Atau sekadar berfoto dengannya. Satu hal yang membuat Suwari merasa haru sekaligus senang. Ternyata, karyanya diapresiasi banyak orang. 

“Sekarang di mana-mana warga berkumpul membicarakan patung saya saja,” ucapnya, sembari mengumbar senyum.

Toh, Suwari tak bisa menutupi keheranannya. Mengapa karyanya yang itu menjadi viral. Padahal, banyak juga patung bikinannya yang, menurutnya, juga lebih bagus.

“Sudah lama buat karya yang bagus-bagus. Tapi tidak tahu kenapa malah yang ini (patung macan putih, Red) yang viral,” ucapnya dengan nada heran.

Soal pembuatan patung, menurut Suwari juga tak ada yang aneh. Dikerjakan selama 18 hari. Durasi kerjanya hanya setengah hari per sesi.

Awalnya, ia membuat dudukan macan berbentuk balok.
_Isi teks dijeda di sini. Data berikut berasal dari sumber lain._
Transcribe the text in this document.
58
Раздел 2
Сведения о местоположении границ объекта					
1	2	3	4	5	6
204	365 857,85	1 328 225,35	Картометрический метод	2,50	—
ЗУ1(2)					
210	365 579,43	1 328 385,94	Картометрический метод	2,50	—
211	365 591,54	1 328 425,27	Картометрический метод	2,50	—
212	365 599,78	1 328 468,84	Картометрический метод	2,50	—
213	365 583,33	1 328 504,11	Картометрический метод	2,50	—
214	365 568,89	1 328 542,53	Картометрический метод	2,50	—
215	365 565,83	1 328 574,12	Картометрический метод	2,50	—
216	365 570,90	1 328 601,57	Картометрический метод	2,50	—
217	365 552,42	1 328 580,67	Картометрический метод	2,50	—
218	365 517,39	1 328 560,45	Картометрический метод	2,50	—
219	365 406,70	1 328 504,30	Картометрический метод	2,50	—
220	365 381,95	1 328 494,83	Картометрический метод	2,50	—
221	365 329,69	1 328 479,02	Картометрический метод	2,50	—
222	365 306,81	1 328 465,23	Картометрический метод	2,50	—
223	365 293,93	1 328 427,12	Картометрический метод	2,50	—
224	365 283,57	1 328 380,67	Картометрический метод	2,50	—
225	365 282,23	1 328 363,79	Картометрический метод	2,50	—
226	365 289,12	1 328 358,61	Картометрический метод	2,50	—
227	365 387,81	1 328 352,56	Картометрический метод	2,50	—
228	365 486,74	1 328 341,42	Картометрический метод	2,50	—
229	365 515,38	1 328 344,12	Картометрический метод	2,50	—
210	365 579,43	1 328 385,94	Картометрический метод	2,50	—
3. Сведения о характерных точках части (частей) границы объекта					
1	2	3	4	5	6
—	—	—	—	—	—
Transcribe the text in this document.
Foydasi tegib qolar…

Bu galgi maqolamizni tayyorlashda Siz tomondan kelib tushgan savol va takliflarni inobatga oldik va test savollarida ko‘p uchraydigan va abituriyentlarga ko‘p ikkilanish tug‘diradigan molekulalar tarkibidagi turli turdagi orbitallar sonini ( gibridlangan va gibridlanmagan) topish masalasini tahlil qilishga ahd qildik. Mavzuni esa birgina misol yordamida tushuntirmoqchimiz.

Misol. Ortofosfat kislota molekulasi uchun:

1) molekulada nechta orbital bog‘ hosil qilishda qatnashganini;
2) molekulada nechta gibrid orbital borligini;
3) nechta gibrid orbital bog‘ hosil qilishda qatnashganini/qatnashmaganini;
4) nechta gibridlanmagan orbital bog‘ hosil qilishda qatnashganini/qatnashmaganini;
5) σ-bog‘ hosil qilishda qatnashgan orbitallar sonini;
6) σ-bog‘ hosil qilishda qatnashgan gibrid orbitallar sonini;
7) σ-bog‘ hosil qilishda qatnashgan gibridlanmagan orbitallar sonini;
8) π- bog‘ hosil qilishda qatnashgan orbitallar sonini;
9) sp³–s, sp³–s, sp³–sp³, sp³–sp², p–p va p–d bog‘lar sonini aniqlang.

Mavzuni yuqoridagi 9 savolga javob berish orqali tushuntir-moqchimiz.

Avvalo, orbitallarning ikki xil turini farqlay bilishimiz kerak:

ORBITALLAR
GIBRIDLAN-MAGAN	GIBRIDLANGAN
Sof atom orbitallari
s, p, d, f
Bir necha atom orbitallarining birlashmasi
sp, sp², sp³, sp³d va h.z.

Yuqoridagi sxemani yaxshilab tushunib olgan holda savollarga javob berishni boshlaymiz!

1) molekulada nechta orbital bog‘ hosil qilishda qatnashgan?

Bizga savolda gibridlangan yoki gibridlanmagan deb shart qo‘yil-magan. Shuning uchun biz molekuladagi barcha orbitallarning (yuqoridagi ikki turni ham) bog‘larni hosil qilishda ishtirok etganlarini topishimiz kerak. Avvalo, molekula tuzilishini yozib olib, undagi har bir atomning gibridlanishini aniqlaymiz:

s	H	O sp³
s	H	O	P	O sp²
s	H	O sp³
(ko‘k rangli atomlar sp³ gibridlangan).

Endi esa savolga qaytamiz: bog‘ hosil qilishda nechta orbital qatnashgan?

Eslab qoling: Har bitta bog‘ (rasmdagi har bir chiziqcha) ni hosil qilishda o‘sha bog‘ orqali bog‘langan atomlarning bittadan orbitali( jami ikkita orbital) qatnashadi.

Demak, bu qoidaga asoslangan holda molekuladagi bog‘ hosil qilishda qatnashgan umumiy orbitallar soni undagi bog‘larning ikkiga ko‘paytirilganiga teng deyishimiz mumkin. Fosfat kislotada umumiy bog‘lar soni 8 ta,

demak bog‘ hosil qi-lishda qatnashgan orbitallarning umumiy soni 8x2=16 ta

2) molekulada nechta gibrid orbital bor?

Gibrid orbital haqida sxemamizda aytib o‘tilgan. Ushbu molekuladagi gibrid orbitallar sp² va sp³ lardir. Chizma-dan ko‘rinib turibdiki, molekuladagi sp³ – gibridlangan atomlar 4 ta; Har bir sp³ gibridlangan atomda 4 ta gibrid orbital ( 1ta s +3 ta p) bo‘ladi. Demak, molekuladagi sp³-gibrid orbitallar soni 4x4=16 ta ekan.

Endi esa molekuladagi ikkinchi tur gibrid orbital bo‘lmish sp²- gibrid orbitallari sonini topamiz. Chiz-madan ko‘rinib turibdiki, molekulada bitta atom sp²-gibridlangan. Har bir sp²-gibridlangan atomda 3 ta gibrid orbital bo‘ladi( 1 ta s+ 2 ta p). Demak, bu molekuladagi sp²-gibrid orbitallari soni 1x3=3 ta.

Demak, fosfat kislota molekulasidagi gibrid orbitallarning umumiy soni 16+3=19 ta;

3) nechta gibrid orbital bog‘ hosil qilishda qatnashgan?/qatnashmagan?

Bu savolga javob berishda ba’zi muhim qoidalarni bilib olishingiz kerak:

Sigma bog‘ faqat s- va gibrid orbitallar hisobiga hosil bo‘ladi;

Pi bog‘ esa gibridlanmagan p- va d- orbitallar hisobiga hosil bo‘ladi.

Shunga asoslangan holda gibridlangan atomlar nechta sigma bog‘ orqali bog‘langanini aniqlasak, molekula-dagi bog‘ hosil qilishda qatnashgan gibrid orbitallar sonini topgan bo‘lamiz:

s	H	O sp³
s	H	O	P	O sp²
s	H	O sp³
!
Menggunakan batako dan semen. Karena usianya yang tak lagi muda Suwari dibantu dua orang pekerja. 

Setelah balok terbentuk, barulah tangan Suwari bekerja. Mendesain kerangka hingga memoles semen menjadi sosok macan.

“Material semua dari Pak Kades yang punya toko bangunan. Saya yang bagian membuat patungnya,” ungkap bapak satu anak tersebut.

Tapi, ada sedikit keanehan yang dirasakan Suwari selama proses pengerjaan. Dia sebenarnya telah mengikuti desain yang diberikan. Tapi, dia merasa hasil akhirnya menjadi berbeda.

“Seperti bukan yang biasanya. Tangan saya seperti ada yang membelokkan saat membentuknya,” kenangnya, soal pengalaman mistis yang dia rasakan ketika mengerjakan patung.

Patung setinggi dua meter itu sejatinya menggambarkan sosok leluhur desa. Dibuat sebagai ikon desa.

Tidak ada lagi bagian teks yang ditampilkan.